While the 1976 decision in Buckley v. Valeo had declared unconstitutional a limit on how much money an individual could independently spend to influence federal elections, the $5,000 limit on how much an individual could contribute to a political committee that made independent expenditures had been the law of the land since 1974, was not struck down by the Buckley decision and remained in effect for decades.

This is the individual contribution limit that was declared unconstitutional in 2010 in the SpeechNow decision, based on the Citizens United decision.

It is plain wrong to claim the Citizens United decision had nothing to do with the ability of individuals to make unlimited contributions to Super PACs when the SpeechNow decision that struck down the limit on these contributions was explicitly based on the Citizens United decision.

Critics also wrongly have claimed that the kind of unlimited contributions made by Sheldon Adelson to the Super PAC supporting Newt Gingrich have been allowed for years. The critics point to the millions of dollars that George Soros gave to two pro-Democratic 527 groups, ACT and The Media Fund, to support Senator Kerry in the 2004 presidential election, as well as to the unlimited contributions used by a pro-Republican 527 group, Swift Boat Veterans for Truth, to attack Senator Kerry in that campaign.

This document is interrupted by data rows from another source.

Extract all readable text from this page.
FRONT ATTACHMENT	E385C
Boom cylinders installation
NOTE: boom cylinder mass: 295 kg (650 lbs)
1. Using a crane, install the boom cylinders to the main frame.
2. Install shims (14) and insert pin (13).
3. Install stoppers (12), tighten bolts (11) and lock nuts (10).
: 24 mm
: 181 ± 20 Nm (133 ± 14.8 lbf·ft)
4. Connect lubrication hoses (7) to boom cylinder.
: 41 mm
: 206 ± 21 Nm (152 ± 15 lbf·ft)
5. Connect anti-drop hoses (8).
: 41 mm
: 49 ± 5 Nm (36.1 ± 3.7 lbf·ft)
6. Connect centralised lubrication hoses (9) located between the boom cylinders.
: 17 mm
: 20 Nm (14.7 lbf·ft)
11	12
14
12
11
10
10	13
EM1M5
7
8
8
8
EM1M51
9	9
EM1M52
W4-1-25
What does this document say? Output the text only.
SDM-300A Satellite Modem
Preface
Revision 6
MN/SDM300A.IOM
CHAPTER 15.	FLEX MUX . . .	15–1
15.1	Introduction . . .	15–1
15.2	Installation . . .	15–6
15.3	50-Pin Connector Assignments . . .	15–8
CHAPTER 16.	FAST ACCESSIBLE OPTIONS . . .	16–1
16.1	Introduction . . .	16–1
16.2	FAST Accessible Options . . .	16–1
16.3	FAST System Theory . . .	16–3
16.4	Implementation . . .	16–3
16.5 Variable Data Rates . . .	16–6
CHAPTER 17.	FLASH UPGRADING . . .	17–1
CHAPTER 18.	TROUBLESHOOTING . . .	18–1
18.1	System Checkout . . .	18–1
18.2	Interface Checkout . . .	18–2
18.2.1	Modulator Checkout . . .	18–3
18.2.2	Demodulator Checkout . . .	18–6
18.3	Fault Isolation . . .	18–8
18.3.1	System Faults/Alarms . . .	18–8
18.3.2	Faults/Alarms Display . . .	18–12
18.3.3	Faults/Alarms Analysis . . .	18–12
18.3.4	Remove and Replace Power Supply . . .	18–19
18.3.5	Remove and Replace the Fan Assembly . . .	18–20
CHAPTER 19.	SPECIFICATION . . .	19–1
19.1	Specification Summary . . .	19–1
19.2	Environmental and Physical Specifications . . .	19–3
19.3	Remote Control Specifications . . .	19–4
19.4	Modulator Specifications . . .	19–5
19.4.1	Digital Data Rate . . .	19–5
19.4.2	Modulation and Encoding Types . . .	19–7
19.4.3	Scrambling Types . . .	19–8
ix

But these unlimited contributions were illegal precisely because they violated the $5,000 limit on individual contributions to political committees and the FEC fined those 527 groups for raising and spending those funds.  

George Will got it wrong again in his column when he claimed that critics of super PACs “were remarkably reticent in 2004” in challenging the Soros contributions.

In fact, in 2004, Democracy 21 joined by two other reform groups, filed FEC complaints against ACT, The Media Fund and Swift Boat. Those complaints resulted in FEC findings that the two pro-Democratic groups, supported by Soros’ contributions, had spent $150 million illegally and that Swift Boat had spent $20 million illegally to influence the 2004 presidential election.

The FEC concluded that the groups should have registered as federal political committees and, as such, they were bound by the $5,000 limit on individual contributions they could accept – the same individual contribution limit that was later struck down in 2010 in the SpeechNow decision, based on the Citizens United decision.

In other words, the unlimited contributions raised by the 527 groups in the 2004 election were illegal.

This certainly doesn’t support the claim that what Adelson is doing now was done legally in the 2004 elections. Just the opposite is true. What Adelson is doing now was flatly illegal in 2004.

The bottom line: the Supreme Court’s decision in the Citizens United case is the basis for the rise of Super PACs and for the corrupting role they are now playing in our national elections.